Saturday, March 14, 2020

Hey, It's Still Women's History Month

The Secret History of Wonder Woman by Jill Lepore is a fantastic Women's History Month read, even if, like myself, you were not a Wonder Woman fan until Gal Gadot started carrying her shield. (I read most of my DC comics at a friend's house whose older brother purchased them. He must not have been a WW fan.) Wonder Woman is the most popular female superhero character and the third most popular superhero character overall, coming in only behind Superman and Batman.

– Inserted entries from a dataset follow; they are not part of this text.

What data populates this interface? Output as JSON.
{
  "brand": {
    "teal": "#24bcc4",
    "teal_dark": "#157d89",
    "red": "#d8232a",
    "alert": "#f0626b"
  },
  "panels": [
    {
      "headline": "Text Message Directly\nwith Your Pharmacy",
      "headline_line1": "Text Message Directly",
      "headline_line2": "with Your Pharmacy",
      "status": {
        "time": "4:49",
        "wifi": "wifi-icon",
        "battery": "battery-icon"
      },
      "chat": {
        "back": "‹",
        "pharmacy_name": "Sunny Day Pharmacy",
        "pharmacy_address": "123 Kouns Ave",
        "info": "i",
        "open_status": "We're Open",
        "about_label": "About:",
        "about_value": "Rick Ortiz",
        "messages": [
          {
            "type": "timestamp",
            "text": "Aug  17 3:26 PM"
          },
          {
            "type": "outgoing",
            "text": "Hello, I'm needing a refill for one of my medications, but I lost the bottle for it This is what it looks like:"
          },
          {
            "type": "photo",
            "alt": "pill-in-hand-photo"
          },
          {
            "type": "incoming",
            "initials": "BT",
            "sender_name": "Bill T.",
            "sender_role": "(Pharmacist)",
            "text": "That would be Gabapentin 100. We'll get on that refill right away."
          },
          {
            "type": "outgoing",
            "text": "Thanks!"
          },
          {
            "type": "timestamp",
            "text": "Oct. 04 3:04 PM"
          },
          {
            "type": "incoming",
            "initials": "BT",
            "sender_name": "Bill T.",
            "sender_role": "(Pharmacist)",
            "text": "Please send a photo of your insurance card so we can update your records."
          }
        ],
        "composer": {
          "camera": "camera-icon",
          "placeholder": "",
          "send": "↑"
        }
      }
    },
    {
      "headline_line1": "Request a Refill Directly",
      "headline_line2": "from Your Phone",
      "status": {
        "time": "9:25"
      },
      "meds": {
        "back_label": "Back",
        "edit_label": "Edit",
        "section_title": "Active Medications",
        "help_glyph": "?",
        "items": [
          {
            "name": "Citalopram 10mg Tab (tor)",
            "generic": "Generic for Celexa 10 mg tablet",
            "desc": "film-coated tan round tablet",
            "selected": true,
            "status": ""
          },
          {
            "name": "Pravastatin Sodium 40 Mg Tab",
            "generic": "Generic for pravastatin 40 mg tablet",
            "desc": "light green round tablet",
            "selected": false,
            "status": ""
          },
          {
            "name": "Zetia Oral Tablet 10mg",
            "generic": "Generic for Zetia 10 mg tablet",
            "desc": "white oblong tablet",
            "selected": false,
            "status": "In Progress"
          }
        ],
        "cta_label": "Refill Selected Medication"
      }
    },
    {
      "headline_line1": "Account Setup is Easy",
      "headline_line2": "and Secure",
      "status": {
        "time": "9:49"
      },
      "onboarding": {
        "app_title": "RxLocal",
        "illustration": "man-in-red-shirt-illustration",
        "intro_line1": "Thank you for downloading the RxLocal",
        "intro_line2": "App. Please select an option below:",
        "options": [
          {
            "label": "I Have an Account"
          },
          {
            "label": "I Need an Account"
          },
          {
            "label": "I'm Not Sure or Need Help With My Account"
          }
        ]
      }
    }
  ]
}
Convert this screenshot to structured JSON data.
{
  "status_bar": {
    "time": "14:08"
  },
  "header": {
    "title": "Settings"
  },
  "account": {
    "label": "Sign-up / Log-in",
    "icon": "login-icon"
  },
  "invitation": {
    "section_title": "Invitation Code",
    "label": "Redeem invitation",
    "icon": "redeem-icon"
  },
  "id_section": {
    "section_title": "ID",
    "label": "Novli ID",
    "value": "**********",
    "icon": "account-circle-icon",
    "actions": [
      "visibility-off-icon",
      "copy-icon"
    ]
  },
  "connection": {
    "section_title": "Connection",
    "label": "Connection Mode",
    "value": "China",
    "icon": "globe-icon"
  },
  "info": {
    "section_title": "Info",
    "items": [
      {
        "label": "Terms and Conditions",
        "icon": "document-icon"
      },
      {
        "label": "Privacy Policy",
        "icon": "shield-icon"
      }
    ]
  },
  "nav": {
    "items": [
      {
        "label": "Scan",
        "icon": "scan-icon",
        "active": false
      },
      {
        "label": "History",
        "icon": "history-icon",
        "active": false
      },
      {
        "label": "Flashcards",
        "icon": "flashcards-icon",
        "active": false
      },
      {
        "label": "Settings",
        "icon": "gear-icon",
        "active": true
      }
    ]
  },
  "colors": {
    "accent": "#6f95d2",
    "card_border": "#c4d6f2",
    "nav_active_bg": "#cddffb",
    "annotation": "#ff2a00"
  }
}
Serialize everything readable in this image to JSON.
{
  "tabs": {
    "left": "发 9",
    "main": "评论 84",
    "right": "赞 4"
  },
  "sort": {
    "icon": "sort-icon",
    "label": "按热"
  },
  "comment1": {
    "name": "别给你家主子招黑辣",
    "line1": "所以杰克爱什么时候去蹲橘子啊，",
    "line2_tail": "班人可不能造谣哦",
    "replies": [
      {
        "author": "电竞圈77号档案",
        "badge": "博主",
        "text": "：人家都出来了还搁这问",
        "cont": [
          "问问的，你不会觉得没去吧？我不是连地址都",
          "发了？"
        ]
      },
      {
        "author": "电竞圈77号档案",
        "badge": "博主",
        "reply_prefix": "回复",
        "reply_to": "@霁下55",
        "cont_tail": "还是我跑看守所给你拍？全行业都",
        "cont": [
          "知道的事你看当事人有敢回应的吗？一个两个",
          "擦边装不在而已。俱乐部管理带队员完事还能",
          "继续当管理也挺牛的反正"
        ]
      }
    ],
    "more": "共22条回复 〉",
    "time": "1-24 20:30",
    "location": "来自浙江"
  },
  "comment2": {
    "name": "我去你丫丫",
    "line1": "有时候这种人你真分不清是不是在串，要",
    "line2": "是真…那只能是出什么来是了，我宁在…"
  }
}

The Secret History of Wonder Woman isn't really about Wonder Woman, though. It appears to be about William Moulton Marston, Wonder Woman's creator. He's one fascinating guy, even though, according to Lepore, he was not nearly as successful as he appears on paper. Instead, he went from one academic job to another, usually in a downward spiral. He went from one project to another, Wonder Woman being one of them. Then there was his unconventional lifestyle. He lived with his wife,  Elizabeth Holloway Marston, a highly-educated woman who wanted both a career and a family. Even in the early part of the twentieth century, how women could do this was an issue under discussion. Elizabeth Holloway Marston managed this by accepting her husband's lover, Olive Byrne, into their home to raise her children with well as Byrne and Marston's children...while she worked.

Yeah, that is fascinating.

But what is also fascinating is the way Lepore pulls together the little aspects of Marston's life that turn up in the Wonder Woman story. He was in on the creation of the lie detector, for instance. Wonder Woman carries a lariat that forces people to tell the truth. There are photos of his companion, Olive Byrne, wearing bracelets similar to the ones Wonder Woman wears.

But what is the most fascinating is the way Marston was a sort of magnet for all sorts of pre-WWII feminism. His wife was an early working woman, for instance. His girlfriend was Margaret Sanger's niece.

All these Marton factors, both from his personal life and the feminism he supported, turn up in Wonder Woman in the mid-twentieth century.

Lepore says, "The suffrage campaign, from 1848 to 1920, is often thought of as the "first wave" of the women's movement, and women's liberation, in the 1960s and 1970s, as the "second wave." In between, this thinking goes, the waters were still. But there was plenty of feminist agitation in the 1940s in the pages of Wonder Woman."

I don't know what I was expecting when I bought this book. But I was delighted to be exposed to so much early- to mid-twentieth century women's history.